Should you be looking for a good Care Agency or Live in Care Agency in London, England – Amity Care UK would be worth a try!

Care Agency, Health Care Agency, Live-in-Care

Care Agency London

September 3, 2016
care-agency-london

Home or Domiciliary Care Agency

Anne Goddard of Amity Care and Healthcare Recruitment Agency explained here some of the services you can expect from a Care Agency:

 

Home care agency, sometimes referred to as domiciliary care agency, offers support and care to clients in the comfort of their own home. Normally, a Care Agency, would offer all or some of the services below:

 

Personal Care – help with your day-to-day personal care tasks such ash as bathing, washing of hair, or getting dressed, cleaning, laundry and cooking

 

Live in Care – A Care Agency is able to offer 24 hours a day live in care if required.

 

Meal Preparation – you can get a care agency to supply carer that can prepare your meals and snacks either in the morning, after or evening.

 

Domestic and Home help – you may not require personal but just want some to come and help with your domestic cleaning. Most care agencies would happily arrange for one of their carers to come and help you out

 

Pets care – also a care agency can help you organise for one of their carers to help feed and exercise your pet if you are unable to do so

 

Accompaniment to appointments – again, care agency offer more than personal care services, they can also accompany you to your hospital appointment, trips and outings

Amity Care UK is a CQC registered care agency offering excellent care services to clients in the comfort of their own home.

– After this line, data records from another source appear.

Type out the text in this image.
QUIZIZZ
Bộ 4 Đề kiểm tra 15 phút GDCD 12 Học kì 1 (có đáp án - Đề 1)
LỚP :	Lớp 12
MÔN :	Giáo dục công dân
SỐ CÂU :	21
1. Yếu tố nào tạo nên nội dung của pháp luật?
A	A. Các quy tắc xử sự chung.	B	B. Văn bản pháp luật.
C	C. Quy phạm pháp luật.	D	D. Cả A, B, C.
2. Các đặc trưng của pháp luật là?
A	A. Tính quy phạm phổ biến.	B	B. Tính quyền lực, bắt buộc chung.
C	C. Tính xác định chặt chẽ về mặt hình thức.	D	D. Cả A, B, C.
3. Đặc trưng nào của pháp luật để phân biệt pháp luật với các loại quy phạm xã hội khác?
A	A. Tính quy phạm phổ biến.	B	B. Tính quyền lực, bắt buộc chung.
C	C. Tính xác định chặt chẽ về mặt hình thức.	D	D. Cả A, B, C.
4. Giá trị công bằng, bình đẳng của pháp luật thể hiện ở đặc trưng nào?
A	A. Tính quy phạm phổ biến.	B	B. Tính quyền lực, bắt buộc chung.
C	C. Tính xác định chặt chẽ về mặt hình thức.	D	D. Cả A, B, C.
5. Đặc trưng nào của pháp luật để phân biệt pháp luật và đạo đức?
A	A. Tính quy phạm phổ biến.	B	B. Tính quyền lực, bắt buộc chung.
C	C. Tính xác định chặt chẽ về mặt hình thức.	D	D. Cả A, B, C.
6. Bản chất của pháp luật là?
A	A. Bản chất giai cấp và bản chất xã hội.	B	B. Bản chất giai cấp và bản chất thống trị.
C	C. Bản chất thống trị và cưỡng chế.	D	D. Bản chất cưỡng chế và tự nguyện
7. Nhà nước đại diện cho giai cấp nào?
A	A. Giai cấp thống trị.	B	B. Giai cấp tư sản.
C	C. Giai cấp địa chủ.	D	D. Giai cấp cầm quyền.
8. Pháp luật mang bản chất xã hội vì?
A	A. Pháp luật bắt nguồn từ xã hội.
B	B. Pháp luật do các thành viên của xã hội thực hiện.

For more information about home care, personal care, live-in care for your loved one call 020 8555 0666 or email: info@amitycare.co.uk

Health Care Agency

Health Care Agency

July 9, 2016

Health Care Agency is an agency set up to provide care for people in the community. Health Care Agency services include nursing care and medical social services. Its aims are to lead the way in identifying, getting ready for and quick response to health threats from infectious diseases and environmental hazards, and setting the pace for healthcare sector. The goals of Health Care Agency services are to provide choice for clients who are in need of clinical and care support staff, help individuals to improve the standard of living, to provide high-quality nursing and care support staff to help in maintaining and improving the quality of life for the aged and people with a disability and to promote the clients optimal level of well-being. The Health Care Agency also provides support to the emergency services, local authorities, the Department of Health and other governmental bodies.